Some of you may remember, last year, I mentioned that 'Hallmark House', the old Sharpes/Hallmark Cards factory, sited on the hill above Shipley, was up for sale. (See HERE) The good news is that the Grade II listed building and its site has now been sold to a property developer. They are proposing to turn it into apartments, subject of course to getting planning permission. Ahead of the submission and I suppose in order to gauge public opinion, they were holding a public exhibition, so my friend and I went along (as much in order to see the inside of the building as to see the plans!) Last time I went, I couldn't get close because of the security, so I got better photos this time.


Built as the headquarters for the printing firm W N Sharpe Ltd, it was opened in 1937, and has some interesting 'art deco' features, both on the exterior and in the main entrance inside. It was later taken over by Hallmark Cards, who have since amalgamated their business on another site in Bradford.


It's hard to tell exactly what of the inside is original, since it was refurbished in 2001, but there is some lovely panelling and detailing, and two art deco fireplaces in the entrance hall. Some of the clocks were missing, presumably put into safe storage to prevent theft while the building is empty.

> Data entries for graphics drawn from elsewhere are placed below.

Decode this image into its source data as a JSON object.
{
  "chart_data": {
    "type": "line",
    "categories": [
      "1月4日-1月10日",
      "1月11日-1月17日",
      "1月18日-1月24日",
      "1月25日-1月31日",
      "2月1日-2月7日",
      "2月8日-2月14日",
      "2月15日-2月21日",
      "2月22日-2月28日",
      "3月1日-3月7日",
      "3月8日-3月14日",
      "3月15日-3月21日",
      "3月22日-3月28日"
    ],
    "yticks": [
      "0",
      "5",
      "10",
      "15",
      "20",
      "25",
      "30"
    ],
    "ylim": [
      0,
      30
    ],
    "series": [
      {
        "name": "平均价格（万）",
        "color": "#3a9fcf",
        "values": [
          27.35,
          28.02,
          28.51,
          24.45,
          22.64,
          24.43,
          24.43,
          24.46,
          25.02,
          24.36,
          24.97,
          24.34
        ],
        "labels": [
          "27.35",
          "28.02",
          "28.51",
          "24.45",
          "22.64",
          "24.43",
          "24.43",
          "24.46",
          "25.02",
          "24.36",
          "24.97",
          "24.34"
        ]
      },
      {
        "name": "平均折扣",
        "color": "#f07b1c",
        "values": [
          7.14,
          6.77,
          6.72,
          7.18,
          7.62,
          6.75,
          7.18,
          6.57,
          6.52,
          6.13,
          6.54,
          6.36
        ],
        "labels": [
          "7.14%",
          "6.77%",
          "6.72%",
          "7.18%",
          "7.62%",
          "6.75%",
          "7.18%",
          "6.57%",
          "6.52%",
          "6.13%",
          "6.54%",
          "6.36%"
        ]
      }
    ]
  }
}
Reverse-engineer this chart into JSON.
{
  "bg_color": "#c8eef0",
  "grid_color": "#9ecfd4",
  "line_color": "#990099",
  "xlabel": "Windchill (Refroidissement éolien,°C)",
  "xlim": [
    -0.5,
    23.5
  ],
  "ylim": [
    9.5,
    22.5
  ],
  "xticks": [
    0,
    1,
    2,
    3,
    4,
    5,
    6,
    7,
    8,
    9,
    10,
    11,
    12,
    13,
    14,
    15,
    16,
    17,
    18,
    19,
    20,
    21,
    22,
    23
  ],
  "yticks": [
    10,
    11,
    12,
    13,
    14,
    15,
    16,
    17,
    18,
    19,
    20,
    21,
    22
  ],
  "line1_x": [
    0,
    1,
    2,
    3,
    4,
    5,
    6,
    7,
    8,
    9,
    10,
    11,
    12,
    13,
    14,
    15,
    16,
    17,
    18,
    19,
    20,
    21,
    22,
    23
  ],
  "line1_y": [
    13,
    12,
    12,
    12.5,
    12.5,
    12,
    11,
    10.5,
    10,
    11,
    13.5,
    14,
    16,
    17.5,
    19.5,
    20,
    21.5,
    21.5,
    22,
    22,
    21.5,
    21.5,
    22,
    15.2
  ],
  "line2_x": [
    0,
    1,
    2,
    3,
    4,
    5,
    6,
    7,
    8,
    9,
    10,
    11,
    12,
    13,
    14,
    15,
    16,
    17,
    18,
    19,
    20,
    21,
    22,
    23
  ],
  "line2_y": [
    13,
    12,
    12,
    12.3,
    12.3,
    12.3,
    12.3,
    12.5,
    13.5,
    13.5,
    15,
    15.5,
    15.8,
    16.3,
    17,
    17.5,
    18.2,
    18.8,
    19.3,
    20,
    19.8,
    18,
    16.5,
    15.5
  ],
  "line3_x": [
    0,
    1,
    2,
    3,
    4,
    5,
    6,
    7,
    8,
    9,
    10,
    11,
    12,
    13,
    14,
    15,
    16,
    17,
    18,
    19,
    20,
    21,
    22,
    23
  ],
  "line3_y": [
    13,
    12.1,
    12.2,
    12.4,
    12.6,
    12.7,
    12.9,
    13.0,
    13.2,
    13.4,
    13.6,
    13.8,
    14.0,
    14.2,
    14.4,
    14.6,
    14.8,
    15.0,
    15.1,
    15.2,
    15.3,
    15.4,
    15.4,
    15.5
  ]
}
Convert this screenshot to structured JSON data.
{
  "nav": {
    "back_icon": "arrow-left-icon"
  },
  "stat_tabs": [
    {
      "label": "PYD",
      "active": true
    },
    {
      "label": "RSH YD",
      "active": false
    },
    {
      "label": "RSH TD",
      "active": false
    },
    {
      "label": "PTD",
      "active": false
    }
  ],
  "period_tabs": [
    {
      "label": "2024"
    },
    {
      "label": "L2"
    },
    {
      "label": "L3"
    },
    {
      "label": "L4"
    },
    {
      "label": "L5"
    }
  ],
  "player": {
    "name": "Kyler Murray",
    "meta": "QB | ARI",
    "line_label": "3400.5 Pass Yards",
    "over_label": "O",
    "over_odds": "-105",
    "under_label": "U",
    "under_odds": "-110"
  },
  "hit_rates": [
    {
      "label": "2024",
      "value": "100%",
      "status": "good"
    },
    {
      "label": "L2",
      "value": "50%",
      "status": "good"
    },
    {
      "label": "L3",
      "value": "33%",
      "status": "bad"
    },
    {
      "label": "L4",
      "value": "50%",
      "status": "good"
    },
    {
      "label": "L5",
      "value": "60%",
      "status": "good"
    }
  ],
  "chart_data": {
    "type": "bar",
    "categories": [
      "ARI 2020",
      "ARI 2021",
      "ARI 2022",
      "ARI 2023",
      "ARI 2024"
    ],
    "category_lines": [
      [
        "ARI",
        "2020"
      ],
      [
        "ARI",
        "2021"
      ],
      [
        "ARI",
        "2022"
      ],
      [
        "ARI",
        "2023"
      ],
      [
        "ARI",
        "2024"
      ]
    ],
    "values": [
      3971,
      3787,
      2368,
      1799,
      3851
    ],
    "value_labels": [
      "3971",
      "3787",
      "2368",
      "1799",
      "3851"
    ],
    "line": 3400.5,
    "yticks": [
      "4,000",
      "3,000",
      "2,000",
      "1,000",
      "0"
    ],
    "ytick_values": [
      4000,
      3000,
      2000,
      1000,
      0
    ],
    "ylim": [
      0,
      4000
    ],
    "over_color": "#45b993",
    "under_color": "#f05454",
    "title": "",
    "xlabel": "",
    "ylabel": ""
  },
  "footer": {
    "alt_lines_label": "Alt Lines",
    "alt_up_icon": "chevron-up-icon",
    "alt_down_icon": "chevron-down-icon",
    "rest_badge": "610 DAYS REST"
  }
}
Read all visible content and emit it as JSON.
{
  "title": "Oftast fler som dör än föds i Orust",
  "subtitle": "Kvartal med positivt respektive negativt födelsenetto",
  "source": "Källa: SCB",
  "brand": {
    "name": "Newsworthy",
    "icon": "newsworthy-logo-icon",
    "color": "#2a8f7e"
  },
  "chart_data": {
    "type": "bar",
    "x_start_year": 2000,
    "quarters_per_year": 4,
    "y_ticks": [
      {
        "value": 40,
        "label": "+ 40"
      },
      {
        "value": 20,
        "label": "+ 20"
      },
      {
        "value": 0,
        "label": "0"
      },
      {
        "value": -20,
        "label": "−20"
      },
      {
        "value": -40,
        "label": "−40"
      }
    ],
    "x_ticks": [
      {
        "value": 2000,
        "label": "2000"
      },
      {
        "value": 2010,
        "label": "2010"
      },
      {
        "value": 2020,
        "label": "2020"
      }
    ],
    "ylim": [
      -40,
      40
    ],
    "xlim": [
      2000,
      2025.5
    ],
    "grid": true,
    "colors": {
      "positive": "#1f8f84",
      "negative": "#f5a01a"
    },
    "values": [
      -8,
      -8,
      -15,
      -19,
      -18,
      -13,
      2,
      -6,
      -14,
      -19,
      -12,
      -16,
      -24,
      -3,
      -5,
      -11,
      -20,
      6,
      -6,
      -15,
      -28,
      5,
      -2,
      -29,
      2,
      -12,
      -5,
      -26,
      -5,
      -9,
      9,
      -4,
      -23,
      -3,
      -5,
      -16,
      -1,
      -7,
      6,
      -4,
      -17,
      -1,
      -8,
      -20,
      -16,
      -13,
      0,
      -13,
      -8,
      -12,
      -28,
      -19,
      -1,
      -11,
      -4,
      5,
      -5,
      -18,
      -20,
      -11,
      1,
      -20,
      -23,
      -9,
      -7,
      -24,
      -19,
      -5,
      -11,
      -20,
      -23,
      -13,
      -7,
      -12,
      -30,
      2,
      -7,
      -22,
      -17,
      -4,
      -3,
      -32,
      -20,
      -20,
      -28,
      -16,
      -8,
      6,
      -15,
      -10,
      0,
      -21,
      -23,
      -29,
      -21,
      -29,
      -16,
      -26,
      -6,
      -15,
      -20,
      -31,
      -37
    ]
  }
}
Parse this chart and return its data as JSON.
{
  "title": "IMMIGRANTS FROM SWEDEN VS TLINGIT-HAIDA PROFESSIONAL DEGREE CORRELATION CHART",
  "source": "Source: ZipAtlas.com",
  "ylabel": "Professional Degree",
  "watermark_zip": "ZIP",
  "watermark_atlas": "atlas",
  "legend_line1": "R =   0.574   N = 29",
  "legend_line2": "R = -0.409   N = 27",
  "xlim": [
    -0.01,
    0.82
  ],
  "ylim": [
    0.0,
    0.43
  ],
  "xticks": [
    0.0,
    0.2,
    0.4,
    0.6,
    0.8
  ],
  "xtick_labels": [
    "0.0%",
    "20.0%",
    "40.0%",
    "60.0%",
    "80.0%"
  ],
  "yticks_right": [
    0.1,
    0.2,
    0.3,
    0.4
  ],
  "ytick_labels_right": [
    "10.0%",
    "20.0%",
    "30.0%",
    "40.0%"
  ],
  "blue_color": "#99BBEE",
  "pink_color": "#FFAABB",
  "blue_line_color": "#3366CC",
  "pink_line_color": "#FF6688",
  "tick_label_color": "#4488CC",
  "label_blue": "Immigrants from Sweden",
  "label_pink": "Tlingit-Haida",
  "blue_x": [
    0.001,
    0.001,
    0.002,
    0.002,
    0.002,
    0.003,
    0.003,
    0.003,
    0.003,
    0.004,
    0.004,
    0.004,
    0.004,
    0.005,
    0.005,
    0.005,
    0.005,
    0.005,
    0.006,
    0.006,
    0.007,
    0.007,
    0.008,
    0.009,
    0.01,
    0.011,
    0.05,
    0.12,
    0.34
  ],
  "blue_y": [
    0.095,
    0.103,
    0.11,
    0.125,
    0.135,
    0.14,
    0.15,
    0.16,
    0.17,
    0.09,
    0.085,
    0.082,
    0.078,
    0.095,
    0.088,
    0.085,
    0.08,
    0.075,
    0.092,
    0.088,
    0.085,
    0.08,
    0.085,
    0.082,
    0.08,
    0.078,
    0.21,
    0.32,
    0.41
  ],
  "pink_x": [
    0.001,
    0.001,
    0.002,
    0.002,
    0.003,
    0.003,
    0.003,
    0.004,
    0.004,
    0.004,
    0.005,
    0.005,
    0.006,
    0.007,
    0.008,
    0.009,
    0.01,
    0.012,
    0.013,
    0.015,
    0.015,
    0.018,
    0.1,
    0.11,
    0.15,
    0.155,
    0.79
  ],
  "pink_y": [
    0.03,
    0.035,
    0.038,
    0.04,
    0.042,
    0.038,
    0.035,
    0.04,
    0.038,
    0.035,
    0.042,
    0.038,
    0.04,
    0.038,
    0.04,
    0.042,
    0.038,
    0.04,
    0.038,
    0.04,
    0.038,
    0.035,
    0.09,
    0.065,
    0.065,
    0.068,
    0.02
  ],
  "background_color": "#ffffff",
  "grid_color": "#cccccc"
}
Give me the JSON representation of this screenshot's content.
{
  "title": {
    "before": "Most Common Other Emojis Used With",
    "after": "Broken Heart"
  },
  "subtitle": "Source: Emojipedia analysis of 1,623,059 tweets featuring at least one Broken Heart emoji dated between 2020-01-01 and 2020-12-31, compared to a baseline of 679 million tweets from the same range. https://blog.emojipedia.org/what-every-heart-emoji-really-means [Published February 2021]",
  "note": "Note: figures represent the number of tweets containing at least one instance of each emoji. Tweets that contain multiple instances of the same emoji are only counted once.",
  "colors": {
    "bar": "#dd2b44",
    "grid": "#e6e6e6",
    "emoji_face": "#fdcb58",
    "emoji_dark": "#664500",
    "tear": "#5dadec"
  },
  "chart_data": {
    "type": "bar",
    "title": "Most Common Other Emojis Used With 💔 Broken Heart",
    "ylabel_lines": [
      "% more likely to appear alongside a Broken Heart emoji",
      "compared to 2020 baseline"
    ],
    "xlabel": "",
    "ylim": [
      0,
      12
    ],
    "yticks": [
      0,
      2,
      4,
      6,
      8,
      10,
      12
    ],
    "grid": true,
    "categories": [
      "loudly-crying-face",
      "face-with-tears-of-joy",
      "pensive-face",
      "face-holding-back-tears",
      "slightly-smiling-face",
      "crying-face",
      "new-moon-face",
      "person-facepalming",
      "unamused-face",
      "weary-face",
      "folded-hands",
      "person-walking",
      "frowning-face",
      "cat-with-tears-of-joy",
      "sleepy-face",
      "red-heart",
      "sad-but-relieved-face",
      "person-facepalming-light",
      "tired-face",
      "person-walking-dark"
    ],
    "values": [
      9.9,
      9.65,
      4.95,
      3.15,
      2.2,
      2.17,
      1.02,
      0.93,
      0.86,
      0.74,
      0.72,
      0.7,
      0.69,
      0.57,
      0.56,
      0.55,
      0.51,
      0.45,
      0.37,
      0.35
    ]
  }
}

The rest of the building had been kitted out conventionally as (now empty) office space. I didn't like to take close-up photos of the actual plans, but the initial thinking is to convert the main building, keeping its frontage intact and also build new units in the car park at the back, giving a total of about 380 small residences: studios, one and two bedroom apartments. Hopefully they will be able to agree the development, as otherwise it will all simply deteriorate, which would be a shame.